M. Philippe Bas, président . - Tout le monde se souvient du rôle que vous avez joué, monsieur le sénateur, au sein de la commission d'enquête sur l'organisation et les moyens de la lutte contre les réseaux djihadistes en France et en Europe.

M. Pierre-Yves Collombat . - Je souscris à l'analyse d'Olivier Roy : il semblerait que le phénomène psychologique soit plus déterminant que les convictions religieuses pour la radicalisation d'une personne. L'approche psychanalytique semble plus intéressante que l'approche policière. Ces éléments de réflexion sont-ils pris en compte au sein des structures officielles ?

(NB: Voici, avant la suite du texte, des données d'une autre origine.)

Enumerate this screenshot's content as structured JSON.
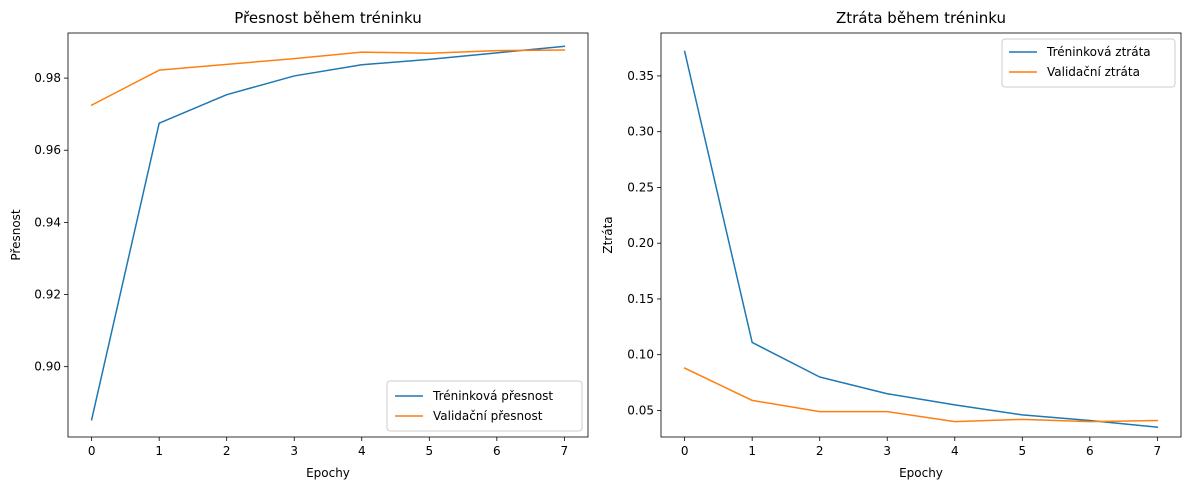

Mme Esther Benbassa, rapporteure . - Je remercie nos collègues de leurs remarques pertinentes. Selon les milieux de la recherche, le contre-discours n'a jamais fonctionné. Quant aux associations, nous avons subi des pressions diverses lorsque nous nous sommes intéressées à elles. L'immobilisme est de mise, car chacun se sent dans son bon droit. Quand on pense que le centre de Pontourny a récemment fait l'objet d'éloges dans la presse ! Je suis d'accord avec Olivier Roy sur le fait que certaines personnes radicalisées auraient très bien pu adhérer à une autre religion. Méfions-nous des amalgames.

Mme Catherine Troendlé, rapporteure . - Si les associations doivent passer par un appel d'offres avec un cahier des charges et des contrats d'objectifs, elles se rendront compte parfois qu'elles n'ont pas les moyens ni la capacité d'agir et se mettront tout naturellement en retrait.

Monsieur Favier, il faut effectivement prendre en charge les familles avec leurs enfants. Un module de formation est en cours d'élaboration. Les enfants soldats sont également un vrai sujet, qui n'a pas encore été traité. Sur toutes ces questions, nous n'avons pas de solution immédiate, mais nous alertons les autorités.

La commission autorise la publication du rapport d'information.